Rudy Ruiz’s The Border Between Us is a coming-of-age story rooted at the intersection of identity, family, and the American Dream. Set between Brownsville, Texas, and Matamoros, Mexico, the novel follows Ramón López as he grows from a wide-eyed boy who idolizes his father into an artist who must reconcile ambition with belonging.
“I wanted to humanize the human experience,” Ruiz told me. “What’s surprising is how hard it is to get the Latine perspective, even though it’s in the news every day. We’re often reduced to polarization. I wanted to tell nuanced stories about what it means to be Latino in the United States.”
That nuance defines the book. Ruiz’s border is not the simplified landscape of crisis often seen in headlines, but a living, breathing community, full of faith, failure, resilience, and love. His characters, especially the López family, reveal the complexity of border life: the cost of striving, the burden of machismo, and the quiet strength of women who hold everything together.
The American Dream, Complicated
At the center of the novel stands Joe López, Ramón’s father, a tire repairman and tireless dreamer. Ruiz describes Joe as inspired by his own father: “The hardest working person I’ve ever known, dedicated, courageous, enamored with the American dream.” Yet Joe’s ambitions, driven by both pride and pressure, gradually fracture his family.
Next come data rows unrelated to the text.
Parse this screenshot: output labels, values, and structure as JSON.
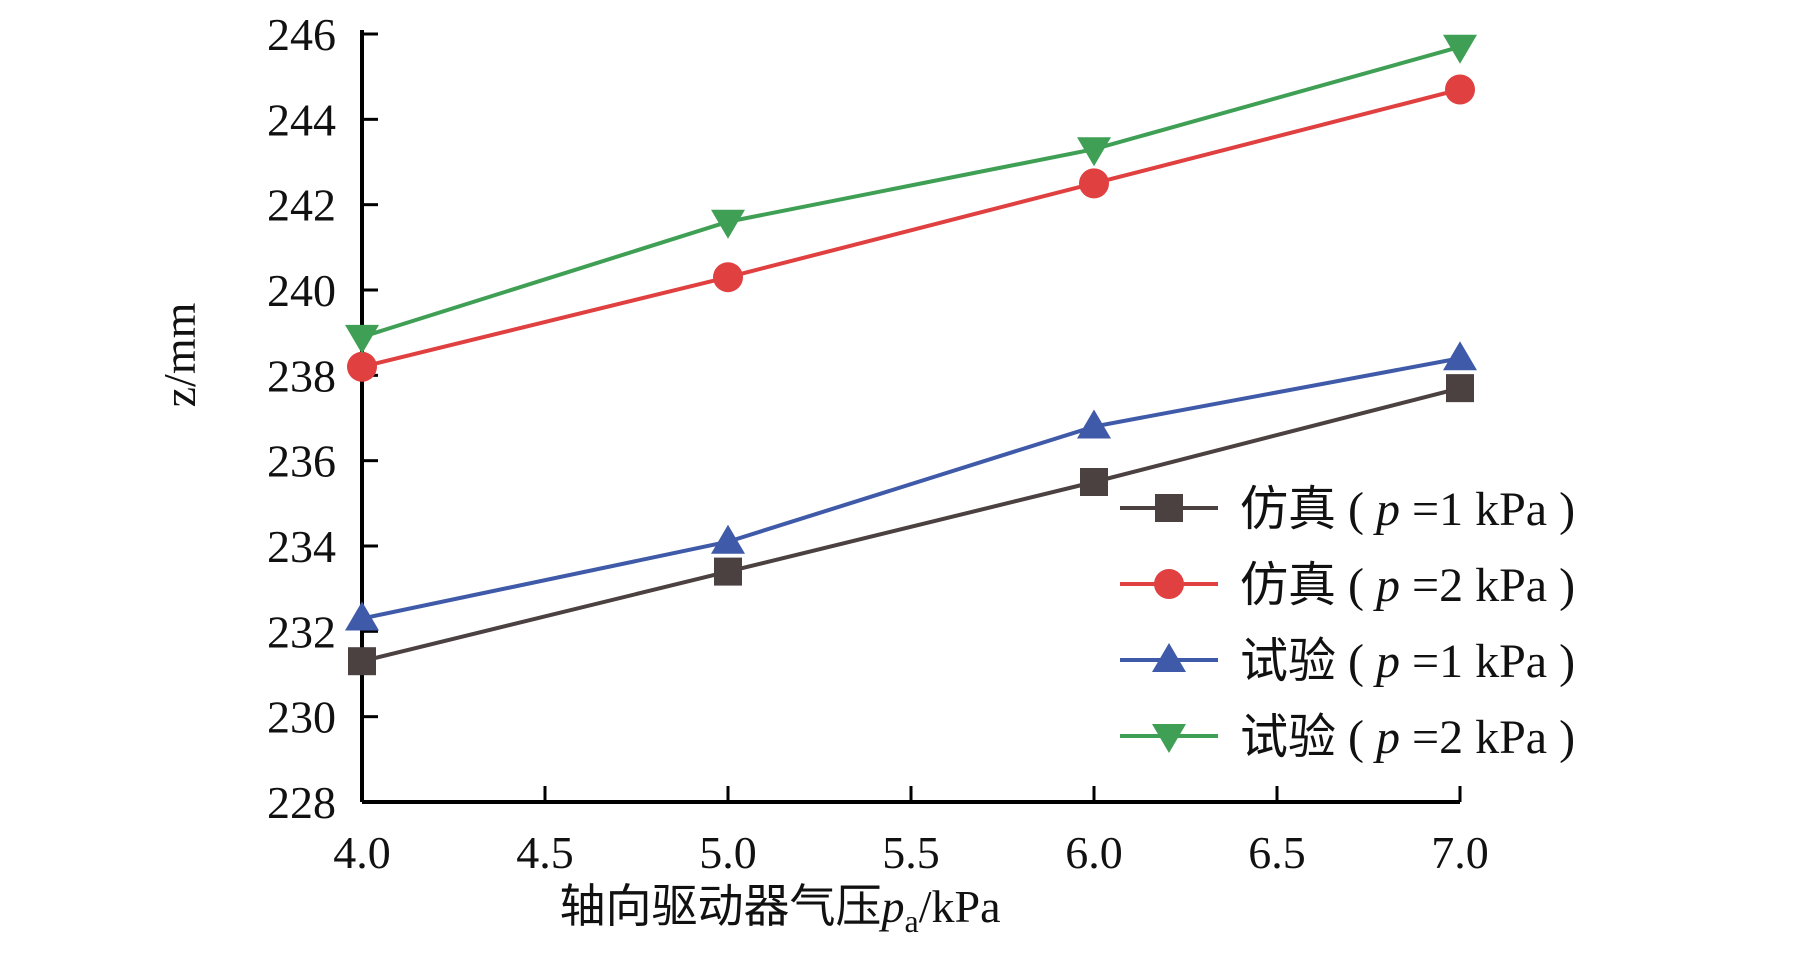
{
  "chart_data": {
    "type": "line",
    "title": "",
    "xlabel": "轴向驱动器气压",
    "xlabel_var": "p",
    "xlabel_sub": "a",
    "xlabel_unit": "/kPa",
    "ylabel": "z/mm",
    "xlim": [
      4.0,
      7.0
    ],
    "ylim": [
      228,
      246
    ],
    "x_ticks": [
      4.0,
      4.5,
      5.0,
      5.5,
      6.0,
      6.5,
      7.0
    ],
    "x_tick_labels": [
      "4.0",
      "4.5",
      "5.0",
      "5.5",
      "6.0",
      "6.5",
      "7.0"
    ],
    "y_ticks": [
      228,
      230,
      232,
      234,
      236,
      238,
      240,
      242,
      244,
      246
    ],
    "y_tick_labels": [
      "228",
      "230",
      "232",
      "234",
      "236",
      "238",
      "240",
      "242",
      "244",
      "246"
    ],
    "grid": false,
    "legend_position": "center-right",
    "x": [
      4.0,
      5.0,
      6.0,
      7.0
    ],
    "series": [
      {
        "name": "仿真 ( p =1 kPa )",
        "label_prefix": "仿真 ( ",
        "label_var": "p",
        "label_suffix": " =1 kPa )",
        "color": "#4a4140",
        "marker": "square",
        "values": [
          231.3,
          233.4,
          235.5,
          237.7
        ]
      },
      {
        "name": "仿真 ( p =2 kPa )",
        "label_prefix": "仿真 ( ",
        "label_var": "p",
        "label_suffix": " =2 kPa )",
        "color": "#e04040",
        "marker": "circle",
        "values": [
          238.2,
          240.3,
          242.5,
          244.7
        ]
      },
      {
        "name": "试验 ( p =1 kPa )",
        "label_prefix": "试验 ( ",
        "label_var": "p",
        "label_suffix": " =1 kPa )",
        "color": "#3f5aa8",
        "marker": "triangle-up",
        "values": [
          232.3,
          234.1,
          236.8,
          238.4
        ]
      },
      {
        "name": "试验 ( p =2 kPa )",
        "label_prefix": "试验 ( ",
        "label_var": "p",
        "label_suffix": " =2 kPa )",
        "color": "#3fa055",
        "marker": "triangle-down",
        "values": [
          238.9,
          241.6,
          243.3,
          245.7
        ]
      }
    ]
  }
}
His story becomes a reflection on how the same values that inspire hope can also fuel self-destruction.
Through Joe, Ruiz makes a broader critique of the American Dream – how it often demands assimilation at the expense of connection. “The border should not be a wall,” he said. “It’s a place where people come and grow together. We shouldn’t feel we have to abandon our heritage to be American or abandon family for career. We’re most ourselves when we’re crossing those borders.”
Women at the Center
Though the story begins with a son’s admiration for his father, it’s the women – Marisol, Ramón’s mother and Grandma Fina – who emerge as the novel’s emotional core. Inspired by Ruiz’s mother and grandmother, they both embody perseverance amid hardship.
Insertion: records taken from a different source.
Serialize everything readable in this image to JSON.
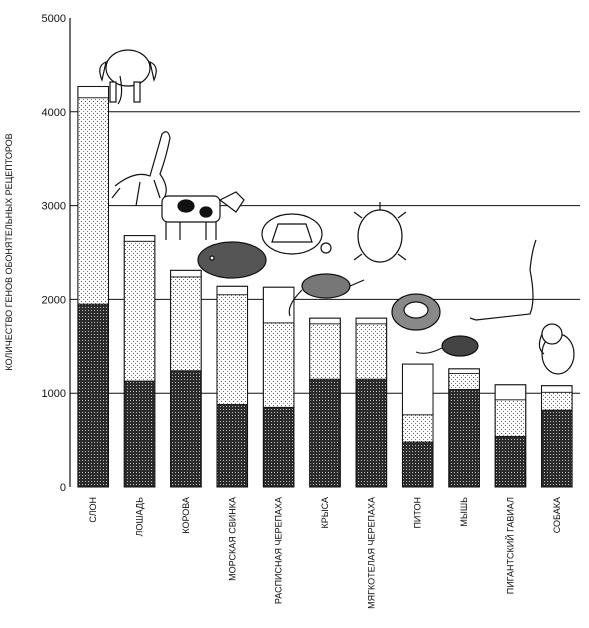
{
  "chart_data": {
    "type": "bar",
    "ylabel": "КОЛИЧЕСТВО ГЕНОВ ОБОНЯТЕЛЬНЫХ РЕЦЕПТОРОВ",
    "ylim": [
      0,
      5000
    ],
    "yticks": [
      0,
      1000,
      2000,
      3000,
      4000,
      5000
    ],
    "grid_lines_at": [
      1000,
      2000,
      3000,
      4000
    ],
    "categories": [
      "СЛОН",
      "ЛОШАДЬ",
      "КОРОВА",
      "МОРСКАЯ СВИНКА",
      "РАСПИСНАЯ ЧЕРЕПАХА",
      "КРЫСА",
      "МЯГКОТЕЛАЯ ЧЕРЕПАХА",
      "ПИТОН",
      "МЫШЬ",
      "ПИГАНТСКИЙ ГАВИАЛ",
      "СОБАКА"
    ],
    "series": [
      {
        "pattern": "dense-stipple",
        "values": [
          1950,
          1130,
          1240,
          880,
          850,
          1150,
          1150,
          480,
          1040,
          540,
          820
        ]
      },
      {
        "pattern": "light-stipple",
        "values": [
          2200,
          1490,
          1000,
          1170,
          900,
          590,
          590,
          290,
          170,
          390,
          190
        ]
      },
      {
        "pattern": "white",
        "values": [
          120,
          60,
          70,
          90,
          380,
          60,
          60,
          540,
          50,
          160,
          70
        ]
      }
    ],
    "animal_icons": [
      "elephant",
      "horse",
      "cow",
      "guinea-pig",
      "turtle",
      "rat",
      "softshell-turtle",
      "python",
      "mouse",
      "gavial",
      "dog"
    ]
  }
}
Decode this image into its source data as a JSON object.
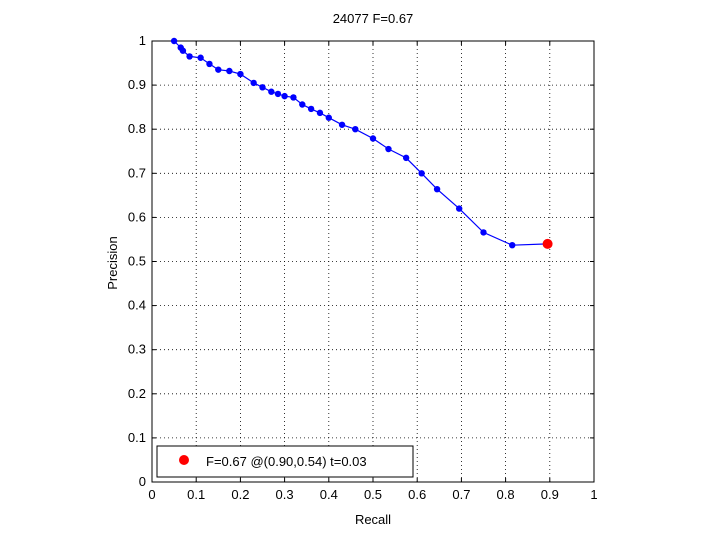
{
  "chart_data": {
    "type": "line",
    "title": "24077 F=0.67",
    "xlabel": "Recall",
    "ylabel": "Precision",
    "xlim": [
      0,
      1
    ],
    "ylim": [
      0,
      1
    ],
    "xticks": [
      "0",
      "0.1",
      "0.2",
      "0.3",
      "0.4",
      "0.5",
      "0.6",
      "0.7",
      "0.8",
      "0.9",
      "1"
    ],
    "yticks": [
      "0",
      "0.1",
      "0.2",
      "0.3",
      "0.4",
      "0.5",
      "0.6",
      "0.7",
      "0.8",
      "0.9",
      "1"
    ],
    "grid": true,
    "legend_position": "bottom-left",
    "colors": {
      "curve": "#0000ff",
      "best_point": "#ff0000",
      "grid": "#000000"
    },
    "series": [
      {
        "x": [
          0.05,
          0.065,
          0.07,
          0.085,
          0.11,
          0.13,
          0.15,
          0.175,
          0.2,
          0.23,
          0.25,
          0.27,
          0.285,
          0.3,
          0.32,
          0.34,
          0.36,
          0.38,
          0.4,
          0.43,
          0.46,
          0.5,
          0.535,
          0.575,
          0.61,
          0.645,
          0.695,
          0.75,
          0.815,
          0.895
        ],
        "y": [
          1.0,
          0.985,
          0.978,
          0.965,
          0.962,
          0.948,
          0.935,
          0.932,
          0.925,
          0.905,
          0.895,
          0.885,
          0.88,
          0.875,
          0.872,
          0.856,
          0.846,
          0.837,
          0.826,
          0.81,
          0.8,
          0.779,
          0.755,
          0.735,
          0.7,
          0.664,
          0.62,
          0.566,
          0.537,
          0.54
        ]
      }
    ],
    "best_point": {
      "x": 0.895,
      "y": 0.54
    },
    "legend": {
      "label": "F=0.67 @(0.90,0.54) t=0.03"
    }
  }
}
“The story starts with men dominating the narrative,” Ruiz reflected. “But the true center of gravity are the women, the ones keeping the family together, the roof over their heads. The true heroines of the story.”
Marisol’s quiet evolution from long-suffering wife to independent provider upends the gender norms that often confine immigrant women to invisibility. Through her, Ruiz gives voice to generations of women whose strength sustains families when dreams falter.
Borders Within
One of the novel’s most moving relationships is between Ramón and his younger brother Rubén, who lives with disabilities. Ruiz drew on his own life for this storyline: “My brother was born with cerebral palsy. When that happens in a family, everything shifts – the firstborn becomes what I call a ‘glass child,’ someone who becomes invisible because the parents’ attention is elsewhere.”
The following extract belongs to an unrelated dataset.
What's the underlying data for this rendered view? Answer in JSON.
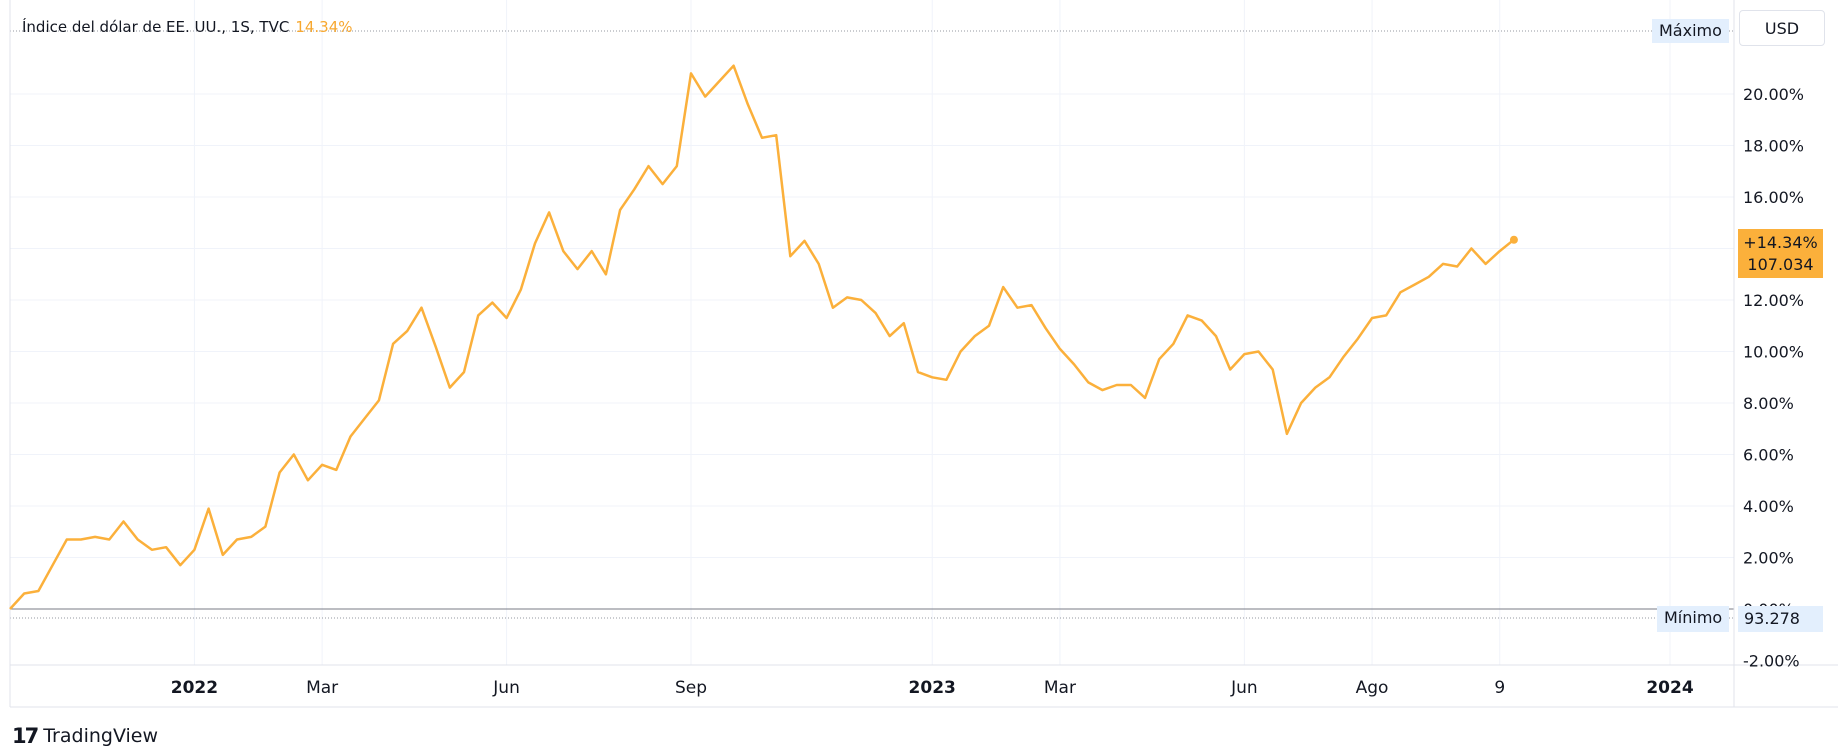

Through Rubén, Ruiz broadens his meditation on borders. The most formidable boundaries, the novel suggests, are not always geopolitical but emotional, the ones within families and within ourselves. Over time, Ramón learns to see his brother not as an obstacle but as a teacher, someone whose perseverance offers a quieter model of strength.
Art as Resistance
Art, for Ramón, becomes both escape and homecoming. Encouraged by his mentor, Marcela Martínez, he pursues his dream of becoming an artist, even as he grapples with the tension between authenticity and success. Ruiz infuses these scenes with autobiographical insight: “I wanted Ramón to have a creative pursuit that felt authentic. Writing this book over ten years was my way of reflecting on painful truths, and finding beauty in them.”
That creative awakening culminates in one of the novel’s most memorable lines: “It seemed the closer I got to the border the more it blurred, until it disappeared. Who knew what I would do, but I was here now and I could create and I could recycle. And I could reconnect.”
It’s a declaration of artistic and personal liberation, a rejection of binaries, and an embrace of multiplicity. In the end, Ramón’s border isn’t something to cross but something to transcend.
Building Bridges, Not Walls
For Ruiz, The Border Between Us is as much a cultural offering as it is a novel. “For people like me, I hope they see themselves reflected and keep pursuing their dreams without abandoning their roots,” he said. “For others, I hope it reminds them of a time when we built bridges, not walls.”
With grace and empathy, Rudy Ruiz has written a story that redefines what the border can mean. It’s not a dividing line, but a site of creation, connection, and possibility. The Border Between Us invites readers to imagine a more humane U.S., one where the boundaries between us blur not in fear, but in understanding.